Bahkan, pihaknya telah melayangkan surat protes agar pihak kesekretariatan segera menindaklanjuti tuntutan mereka.
“Kami sudah mengirimkan protes secara tertulis namun belum ada tanggapan yang memuaskan dari pihak berwenang ini bukan hanya soal anggaran, tetapi juga soal penghormatan terhadap kinerja kami sebagai penyelenggara pemilu di tingkat kecamatan,” ungkap Khasno.
Di sisi lain, para anggota PPK dan PPS mengungkapkan bahwa mereka telah melakukan tugas-tugas mereka dengan menggunakan dana pribadi untuk biaya operasional.
“Kami tidak bisa terus-menerus menggunakan biaya pribadi untuk menggantikan dana operasional yang seharusnya disediakan oleh pemerintah kota,” ujarnya.
Ia mengatakan bahwa saat ini, anggaran KPU Samarinda untuk pemilu mencapai Rp54 miliar. Namun para anggota PPK dan PPS merasa frustrasi dengan lambatnya proses pencairan dana yang seharusnya sudah disetujui.

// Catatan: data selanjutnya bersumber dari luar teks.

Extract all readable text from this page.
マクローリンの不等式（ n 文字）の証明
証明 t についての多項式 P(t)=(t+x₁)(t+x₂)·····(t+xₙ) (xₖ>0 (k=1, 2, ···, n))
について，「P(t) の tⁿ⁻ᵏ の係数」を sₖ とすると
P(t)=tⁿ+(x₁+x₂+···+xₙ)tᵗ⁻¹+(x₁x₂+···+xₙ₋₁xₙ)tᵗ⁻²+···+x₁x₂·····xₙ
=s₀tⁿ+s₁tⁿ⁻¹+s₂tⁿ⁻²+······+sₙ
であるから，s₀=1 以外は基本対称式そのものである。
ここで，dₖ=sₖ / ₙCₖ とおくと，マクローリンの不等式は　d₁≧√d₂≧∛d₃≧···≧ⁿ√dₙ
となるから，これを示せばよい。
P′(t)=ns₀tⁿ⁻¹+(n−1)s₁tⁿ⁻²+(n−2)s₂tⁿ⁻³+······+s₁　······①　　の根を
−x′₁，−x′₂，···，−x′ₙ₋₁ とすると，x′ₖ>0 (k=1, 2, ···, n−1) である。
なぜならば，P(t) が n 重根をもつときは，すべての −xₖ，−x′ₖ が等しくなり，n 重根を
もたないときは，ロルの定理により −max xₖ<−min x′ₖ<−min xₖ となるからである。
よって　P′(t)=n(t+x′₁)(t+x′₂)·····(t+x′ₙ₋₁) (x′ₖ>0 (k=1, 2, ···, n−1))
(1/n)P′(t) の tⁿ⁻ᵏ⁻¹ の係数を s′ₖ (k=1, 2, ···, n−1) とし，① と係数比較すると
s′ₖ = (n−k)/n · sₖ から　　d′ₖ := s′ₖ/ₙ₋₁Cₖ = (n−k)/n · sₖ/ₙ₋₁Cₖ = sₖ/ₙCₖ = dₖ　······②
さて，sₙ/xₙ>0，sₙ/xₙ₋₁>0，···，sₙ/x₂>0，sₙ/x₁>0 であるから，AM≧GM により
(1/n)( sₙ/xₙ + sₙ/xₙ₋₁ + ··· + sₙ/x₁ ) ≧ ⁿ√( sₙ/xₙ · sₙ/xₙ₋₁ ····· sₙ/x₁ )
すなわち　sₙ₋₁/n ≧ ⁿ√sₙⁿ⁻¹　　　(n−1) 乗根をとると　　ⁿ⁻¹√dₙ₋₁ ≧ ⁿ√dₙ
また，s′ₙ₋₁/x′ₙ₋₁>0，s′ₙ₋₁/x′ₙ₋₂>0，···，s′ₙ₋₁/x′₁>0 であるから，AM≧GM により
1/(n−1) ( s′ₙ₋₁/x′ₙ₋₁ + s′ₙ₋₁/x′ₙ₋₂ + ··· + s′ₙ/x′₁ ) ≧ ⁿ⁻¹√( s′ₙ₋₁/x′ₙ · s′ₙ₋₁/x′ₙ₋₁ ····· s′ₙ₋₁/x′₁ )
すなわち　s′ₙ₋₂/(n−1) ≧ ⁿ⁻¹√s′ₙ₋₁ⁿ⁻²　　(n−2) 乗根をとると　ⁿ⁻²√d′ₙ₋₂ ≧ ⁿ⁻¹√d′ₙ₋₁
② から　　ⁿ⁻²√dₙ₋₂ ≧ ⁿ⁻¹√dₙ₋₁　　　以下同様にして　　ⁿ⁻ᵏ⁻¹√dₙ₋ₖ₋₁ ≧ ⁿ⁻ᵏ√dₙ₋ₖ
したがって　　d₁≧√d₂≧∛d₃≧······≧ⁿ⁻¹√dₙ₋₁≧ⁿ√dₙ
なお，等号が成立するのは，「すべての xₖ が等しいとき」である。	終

“Kami tidak meminta yang lebih, hanya kejelasan terkait pembayaran honorarium dan operasional yang sudah seharusnya diselesaikan,” tegasnya.
Menyikapi adanya tuntutan pembayaran hnor para anggota PPK dan PPS se-Kota Samarinda, Sekretaris KPU Kota Samarinda, Uni Eka Wirawati, menjelaskan alasan terkait keluhan PPK soal dugaan keterlambatan gaji selama satu bulan lebih.
“Untuk honor adhoc, anggaran ada di KPU Provinsi Kaltim yang mana itu cost sharing. Jadi, bukan kami. Ketika dinilai terlambat, menurut saya belum, ya. Karena ada prosesnya seperti pembukaan rekening operasional, dan lain sebagainya,” ujar Uni Eka Wirawati, Kamis 4 Juli 2024.
Uni juga menjelaskan bahwa dana operasional itu memang di ada di pihak Sekretariat KPU. Namun anggaran itu harus disempurnakan dan dimaksimalkan terlebih dahulu.
“Kami tahu kerja-kerja mereka, ya. Kami ingin memberikan yang terbaik untuk PPK,” pungkas Uni. (Pia)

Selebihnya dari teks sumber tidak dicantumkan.